I also thought that Aragorn (Viggo Mortensen) revealing himself to Sauron via the palantir, the whole scene with the Mouth of Sauron, the Faramir (David Wenham) scenes, and the Eowyn (Miranda Otto) and Faramir scenes were scenes that should have been included as well.

My grievances with this film, aside from the death of Saruman not being in the theatrical version, are more about the behavior of both Frodo and Aragorn in the film.

Frodo would have NEVER turned on Sam, and Aragorn would have never slain anything, no matter how foul it was, if he or his friends were not physically attacked.

I also wish that they treated Denethor’s death better, and that they included the fact that he had been looking into a palantir as well, which caused him to give into despair, and ultimately drove him mad.

However, unlike most people, I do not think that this film had multiple endings.
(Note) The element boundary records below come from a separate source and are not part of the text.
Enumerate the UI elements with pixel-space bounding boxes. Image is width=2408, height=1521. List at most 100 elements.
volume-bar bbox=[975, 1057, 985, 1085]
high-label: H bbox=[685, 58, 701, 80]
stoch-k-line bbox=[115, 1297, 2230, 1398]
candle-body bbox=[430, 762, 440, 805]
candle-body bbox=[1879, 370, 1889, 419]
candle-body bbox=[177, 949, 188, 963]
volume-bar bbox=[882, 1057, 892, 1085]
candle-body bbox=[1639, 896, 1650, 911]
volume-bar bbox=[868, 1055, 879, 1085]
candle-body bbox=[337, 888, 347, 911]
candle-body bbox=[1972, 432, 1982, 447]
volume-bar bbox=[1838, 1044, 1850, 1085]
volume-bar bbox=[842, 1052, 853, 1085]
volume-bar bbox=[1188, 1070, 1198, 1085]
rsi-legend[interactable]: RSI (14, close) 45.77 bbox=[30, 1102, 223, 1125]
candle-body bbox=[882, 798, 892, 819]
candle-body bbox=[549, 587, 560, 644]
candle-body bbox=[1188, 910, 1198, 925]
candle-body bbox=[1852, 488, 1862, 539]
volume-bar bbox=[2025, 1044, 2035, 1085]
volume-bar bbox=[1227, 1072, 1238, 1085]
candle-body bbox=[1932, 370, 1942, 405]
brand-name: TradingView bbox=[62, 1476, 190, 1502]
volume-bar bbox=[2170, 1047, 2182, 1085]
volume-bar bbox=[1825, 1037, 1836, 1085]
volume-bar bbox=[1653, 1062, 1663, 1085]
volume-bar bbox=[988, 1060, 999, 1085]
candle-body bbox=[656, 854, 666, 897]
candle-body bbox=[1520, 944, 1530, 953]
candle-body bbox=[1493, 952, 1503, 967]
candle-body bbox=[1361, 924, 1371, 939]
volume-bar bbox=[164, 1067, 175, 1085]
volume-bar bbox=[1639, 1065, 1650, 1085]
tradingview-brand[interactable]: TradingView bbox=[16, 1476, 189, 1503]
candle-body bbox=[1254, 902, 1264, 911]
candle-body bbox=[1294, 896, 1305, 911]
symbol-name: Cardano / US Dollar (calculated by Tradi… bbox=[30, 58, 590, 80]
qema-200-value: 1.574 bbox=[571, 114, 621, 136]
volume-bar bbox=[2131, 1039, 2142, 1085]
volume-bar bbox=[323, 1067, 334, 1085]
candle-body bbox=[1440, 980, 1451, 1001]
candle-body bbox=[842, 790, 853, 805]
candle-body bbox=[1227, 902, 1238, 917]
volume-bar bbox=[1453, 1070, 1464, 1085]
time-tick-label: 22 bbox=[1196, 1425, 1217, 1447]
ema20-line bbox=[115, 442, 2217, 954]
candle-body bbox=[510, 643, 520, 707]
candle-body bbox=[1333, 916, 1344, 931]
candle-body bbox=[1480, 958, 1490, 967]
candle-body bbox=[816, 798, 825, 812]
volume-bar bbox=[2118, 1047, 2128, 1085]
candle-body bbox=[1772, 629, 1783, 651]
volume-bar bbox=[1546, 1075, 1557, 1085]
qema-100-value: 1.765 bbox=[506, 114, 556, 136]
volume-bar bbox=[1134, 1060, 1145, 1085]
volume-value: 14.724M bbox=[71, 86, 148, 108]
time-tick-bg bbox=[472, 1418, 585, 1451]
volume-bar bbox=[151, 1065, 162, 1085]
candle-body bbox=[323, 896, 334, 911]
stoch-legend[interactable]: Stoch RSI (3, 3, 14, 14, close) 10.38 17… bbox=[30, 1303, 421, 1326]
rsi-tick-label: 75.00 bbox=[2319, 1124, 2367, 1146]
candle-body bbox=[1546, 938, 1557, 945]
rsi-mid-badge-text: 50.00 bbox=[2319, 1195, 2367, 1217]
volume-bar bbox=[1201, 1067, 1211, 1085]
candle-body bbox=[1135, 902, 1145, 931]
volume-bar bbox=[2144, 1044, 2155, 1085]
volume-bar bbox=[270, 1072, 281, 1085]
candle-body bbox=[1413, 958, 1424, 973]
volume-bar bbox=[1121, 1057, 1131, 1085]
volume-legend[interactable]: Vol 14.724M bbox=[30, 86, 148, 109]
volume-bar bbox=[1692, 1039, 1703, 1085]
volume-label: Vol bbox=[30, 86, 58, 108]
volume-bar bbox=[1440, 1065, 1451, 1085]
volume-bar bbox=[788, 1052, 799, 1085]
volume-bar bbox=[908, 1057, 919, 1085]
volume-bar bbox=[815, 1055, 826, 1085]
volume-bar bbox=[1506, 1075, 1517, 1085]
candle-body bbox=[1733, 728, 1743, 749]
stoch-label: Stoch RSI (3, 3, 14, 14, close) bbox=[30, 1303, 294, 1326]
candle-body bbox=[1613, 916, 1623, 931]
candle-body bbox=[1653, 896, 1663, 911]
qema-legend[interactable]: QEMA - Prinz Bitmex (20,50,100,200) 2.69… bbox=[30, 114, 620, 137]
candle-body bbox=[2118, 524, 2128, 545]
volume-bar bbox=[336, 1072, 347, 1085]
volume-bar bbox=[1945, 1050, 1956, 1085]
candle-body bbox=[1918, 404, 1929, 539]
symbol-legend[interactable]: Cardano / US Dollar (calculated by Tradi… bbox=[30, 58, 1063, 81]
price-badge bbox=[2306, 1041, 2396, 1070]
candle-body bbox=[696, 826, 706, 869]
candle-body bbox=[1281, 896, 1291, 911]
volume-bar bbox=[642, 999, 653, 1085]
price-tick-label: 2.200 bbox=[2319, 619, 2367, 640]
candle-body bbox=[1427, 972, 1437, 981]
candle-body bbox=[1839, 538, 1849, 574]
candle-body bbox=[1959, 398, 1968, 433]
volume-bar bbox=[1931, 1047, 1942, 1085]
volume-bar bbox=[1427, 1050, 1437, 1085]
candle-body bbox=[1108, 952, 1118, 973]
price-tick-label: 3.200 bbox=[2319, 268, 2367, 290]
I think I would of this as the case if they did include the scenes that actually shot of Legolas (Orlando Bloom) visiting Fangorn Forest and Gimli visiting the Glittering Caves of Helm’s Deep. I do think that that the ending, with Frodo leaving Middle Earth, and Sam returning home to his wife and children is a definite ending, as we started the film with the Shire and the Hobbits, and ended there as well.

In the end, “The Return of the King” is an emotionally charged, action packed, and masterfully done conclusion to the epic saga that is “The Lord of the Rings”, although it is by no means a perfect film. However, Jackson and his crew did prove that the unfilmable can be filmed, if you have a solid plan, the vision, and the perseverance to see it through until the very end.